Venous thrombus in either the femoral vein or the inferior vena cava was reported in 8% (18 out of 217) of patients (4 studies) and arterial thrombus in 7% (13 out of 192) of patients (3 studies) in a systematic review of case series.
Significant post-ECMO infection had a pooled incidence estimate of 30% (95% CI 13.7% to 64.5%) in a systematic review of case series of 992 patients (10 studies). Significant infection was defined as sepsis or suspected sepsis needing antibiotics, which occurred in 8 of the 10 studies. Ventilator-associated pneumonia (1 or more episode) was reported in 49% (40 out of 81) of patients, surgical wound infections in 17% (14 out of 81) of patients, bacteraemia in 14% (11 out of 81) of patients, and catheter-related infections in 6% (5 out of 81) of patients in the case series of 81 patients (timing unclear).

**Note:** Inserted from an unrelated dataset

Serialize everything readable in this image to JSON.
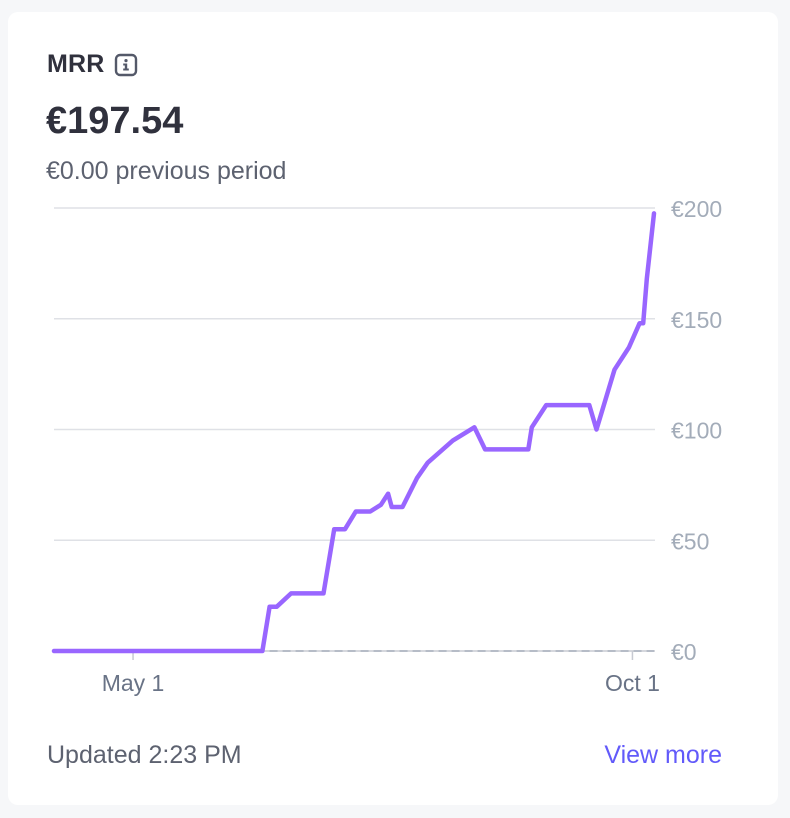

Mechanical complications, including oxygenator failure (15%; 36% of these patients survived), cannula problems (4%; 27% survived), tubing rupture (less than 1%; none survived) and pump malfunction (less than 1%; 28% survived), were reported in cardiac failure patients (n=2,312) included in the register of patients treated by ECMO (absolute numbers not reported). Clots in the ECMO circuit were reported in 19% (56 out of 295) of patients and air embolus in 2% (5 out of 295) of patients in the case series of 295 patients.
Brachial plexus injury was reported in 2 case reports of patients treated with ECMO. One of these patients died 55 days later from multiple systemic complications. Symptoms improved at 4‑month follow-up in the other patient.
The specialist advisers said that anoxic neurological complications were additional adverse events reported in the literature. They listed the following anecdotal adverse events: intrathoracic bleeding, left ventricular thrombus formation and acute pulmonary injury.